Wall Street Journal managing editor Marcus Brauchli sent out the following e-mail message Friday afternoon:
“I’m pleased to announce the elevation of two editors to new jobs that will strengthen and focus our coverage in two areas of central importance to readers, real estate and economics.
“Connie Mitchell Ford, New York-based economics editor, will become the paper’s real-estate and property bureau chief. While Connie already has had considerable responsibility for real-estate coverage from New York, she now will manage a national team of reporters dedicated to the subject. All of our reporting on commercial real estate and housing, as well as the financial and personal-finance aspects of the property business, will fall into Connie’s domain. That means she will guide the coverage that fills our Property Report pages, as well as the mortgage and real-estate coverage for Personal Journal. She also will oversee enhanced real-estate coverage at WSJ.com, working closely with and his colleagues.
“In addition to the property reporters based in New York, Connie will supervise the Journal’s real-estate reporters in Pittsburgh, Houston and Los Angeles, and contributors in Chicago and Europe.
“David Wessel, deputy Washington bureau chief, also will take on a new role, becoming the Journal’s global economics editor. In addition to his current responsibilities overseeing coverage of the Fed, he will be responsible for overseeing our daily coverage of the macro economy, global trade and economic trends, the European Central Bank, the IMF and the World Bank and the Outlook column. He also will continue write his widely read weekly column, Capital.
“David has worked closely with Fed reporter Greg Ip to create the terrific new ‘Real Time Economics’ section of WSJ.com.
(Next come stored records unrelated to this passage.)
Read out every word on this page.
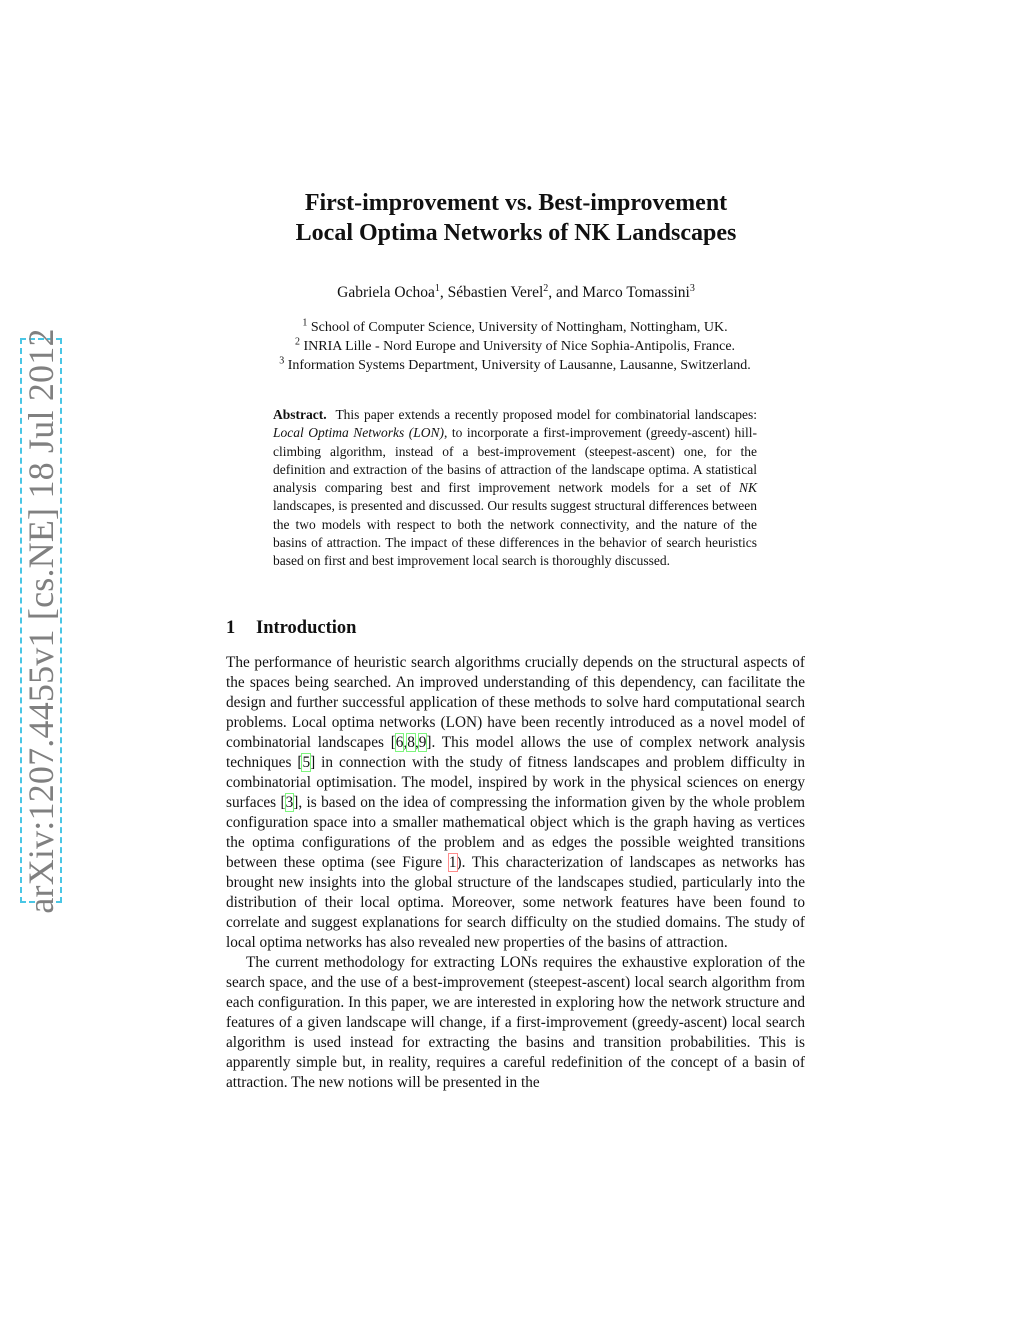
arXiv:1207.4455v1 [cs.NE] 18 Jul 2012
First-improvement vs. Best-improvement
Local Optima Networks of NK Landscapes
Gabriela Ochoa$^1$, Sébastien Verel$^2$, and Marco Tomassini$^3$
$^1$ School of Computer Science, University of Nottingham, Nottingham, UK.
$^2$ INRIA Lille - Nord Europe and University of Nice Sophia-Antipolis, France.
$^3$ Information Systems Department, University of Lausanne, Lausanne, Switzerland.
Abstract. This paper extends a recently proposed model for combinatorial landscapes: Local Optima Networks (LON), to incorporate a first-improvement (greedy-ascent) hill-climbing algorithm, instead of a best-improvement (steepest-ascent) one, for the definition and extraction of the basins of attraction of the landscape optima. A statistical analysis comparing best and first improvement network models for a set of NK landscapes, is presented and discussed. Our results suggest structural differences between the two models with respect to both the network connectivity, and the nature of the basins of attraction. The impact of these differences in the behavior of search heuristics based on first and best improvement local search is thoroughly discussed.
1 Introduction

The performance of heuristic search algorithms crucially depends on the structural aspects of the spaces being searched. An improved understanding of this dependency, can facilitate the design and further successful application of these methods to solve hard computational search problems. Local optima networks (LON) have been recently introduced as a novel model of combinatorial landscapes [6,8,9]. This model allows the use of complex network analysis techniques [5] in connection with the study of fitness landscapes and problem difficulty in combinatorial optimisation. The model, inspired by work in the physical sciences on energy surfaces [3], is based on the idea of compressing the information given by the whole problem configuration space into a smaller mathematical object which is the graph having as vertices the optima configurations of the problem and as edges the possible weighted transitions between these optima (see Figure 1). This characterization of landscapes as networks has brought new insights into the global structure of the landscapes studied, particularly into the distribution of their local optima. Moreover, some network features have been found to correlate and suggest explanations for search difficulty on the studied domains. The study of local optima networks has also revealed new properties of the basins of attraction.

The current methodology for extracting LONs requires the exhaustive exploration of the search space, and the use of a best-improvement (steepest-ascent) local search algorithm from each configuration. In this paper, we are interested in exploring how the network structure and features of a given landscape will change, if a first-improvement (greedy-ascent) local search algorithm is used instead for extracting the basins and transition probabilities. This is apparently simple but, in reality, requires a careful redefinition of the concept of a basin of attraction. The new notions will be presented in the
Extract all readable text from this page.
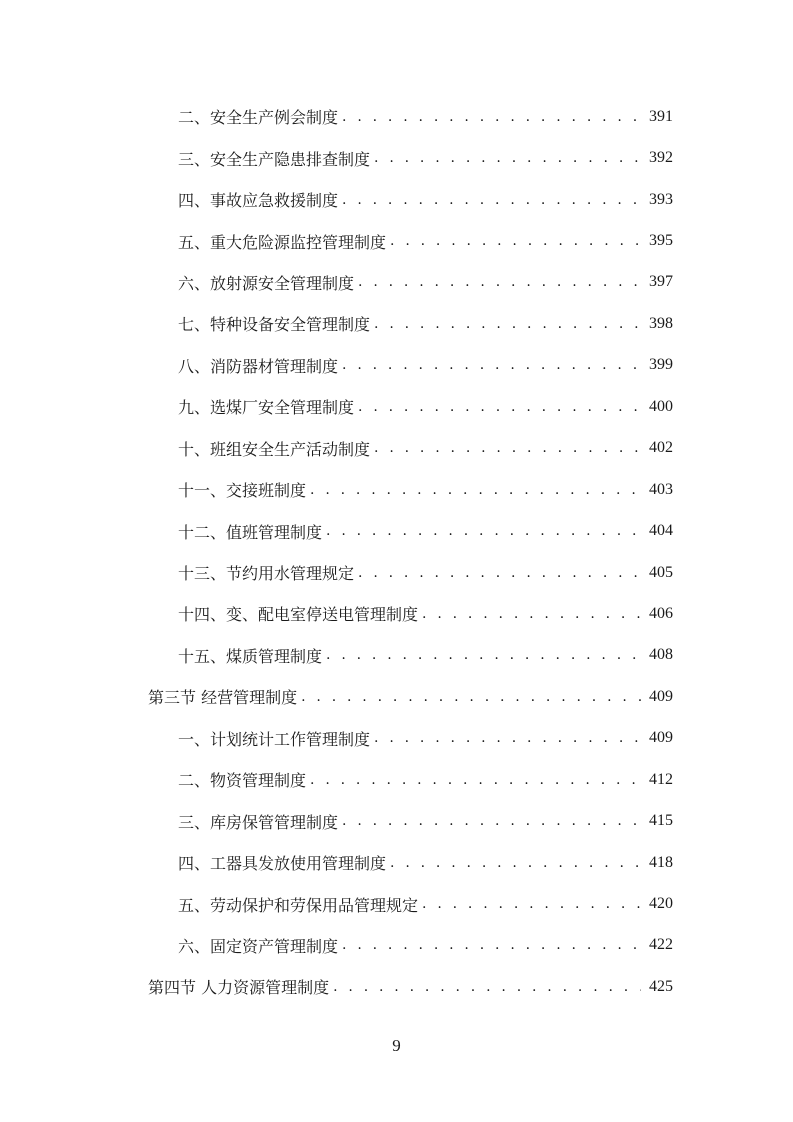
二、安全生产例会制度 . . .	391
三、安全生产隐患排查制度 . . .	392
四、事故应急救援制度 . . .	393
五、重大危险源监控管理制度 . . .	395
六、放射源安全管理制度 . . .	397
七、特种设备安全管理制度 . . .	398
八、消防器材管理制度 . . .	399
九、选煤厂安全管理制度 . . .	400
十、班组安全生产活动制度 . . .	402
十一、交接班制度 . . .	403
十二、值班管理制度 . . .	404
十三、节约用水管理规定 . . .	405
十四、变、配电室停送电管理制度 . . .	406
十五、煤质管理制度 . . .	408
第三节 经营管理制度 . . .	409
一、计划统计工作管理制度 . . .	409
二、物资管理制度 . . .	412
三、库房保管管理制度 . . .	415
四、工器具发放使用管理制度 . . .	418
五、劳动保护和劳保用品管理规定 . . .	420
六、固定资产管理制度 . . .	422
第四节 人力资源管理制度 . . .	425
9
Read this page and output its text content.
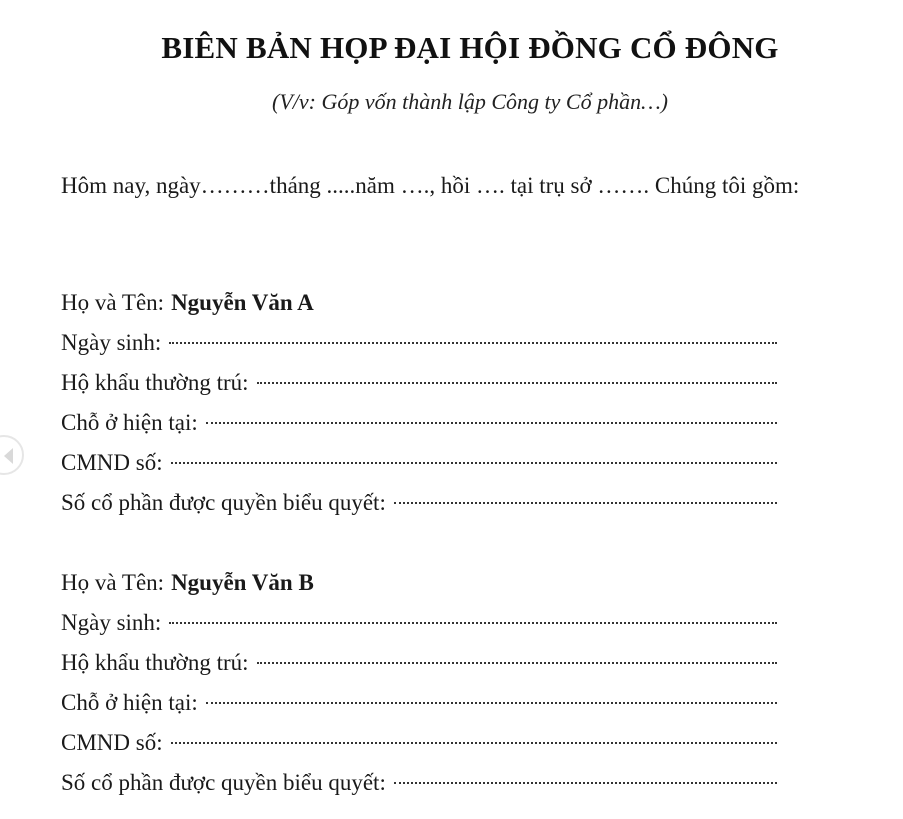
BIÊN BẢN HỌP ĐẠI HỘI ĐỒNG CỔ ĐÔNG
(V/v: Góp vốn thành lập Công ty Cổ phần…)
Hôm nay, ngày………tháng .....năm …., hồi …. tại trụ sở ……. Chúng tôi gồm:
Họ và Tên: Nguyễn Văn A
Ngày sinh:
Hộ khẩu thường trú:
Chỗ ở hiện tại:
CMND số:
Số cổ phần được quyền biểu quyết:
Họ và Tên: Nguyễn Văn B
Ngày sinh:
Hộ khẩu thường trú:
Chỗ ở hiện tại:
CMND số:
Số cổ phần được quyền biểu quyết:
Working with Alan’s team, they will explore other ways to deliver our authoritative and distinctive economics coverage online.
“In addition to the economy reporters based in Washington, David’s team will include reporters in New York, Europe and Asia.
“Connie has been the Journal’s New York-based economics editor since 1994 and has overseen the property group since 2005. Before that, she was a reporter covering banking, the bond market, small business, corporate finance and the business of Wall Street. Before joining the Journal, Connie worked as an economist. She holds a B.S. in journalism from the University of Maryland at College Park and an M.A. in economics from the State University of New York at Stony Brook.
“David has been a deputy Washington bureau chief since 2002. Before that, he was our Berlin bureau chief and a correspondent in Washington and Boston. Before joining the Journal in 1984, he worked for the Boston Globe, the Hartford Courant and the Middletown, Conn., Press. He has shared in two Pulitzer Prizes, one for a Boston Globe series on the persistence of racism in Boston, and the other in 2002 for our series on corporate wrong-doing. He is a graduate of Haverford College and was a 1981 Knight Bagehot Fellow at Columbia University.
“These assignments will take effect in September, and both David and Connie will report to Deputy Managing Editor Bill Grueskin. Please join me in congratulating Connie and David on their new assignments.”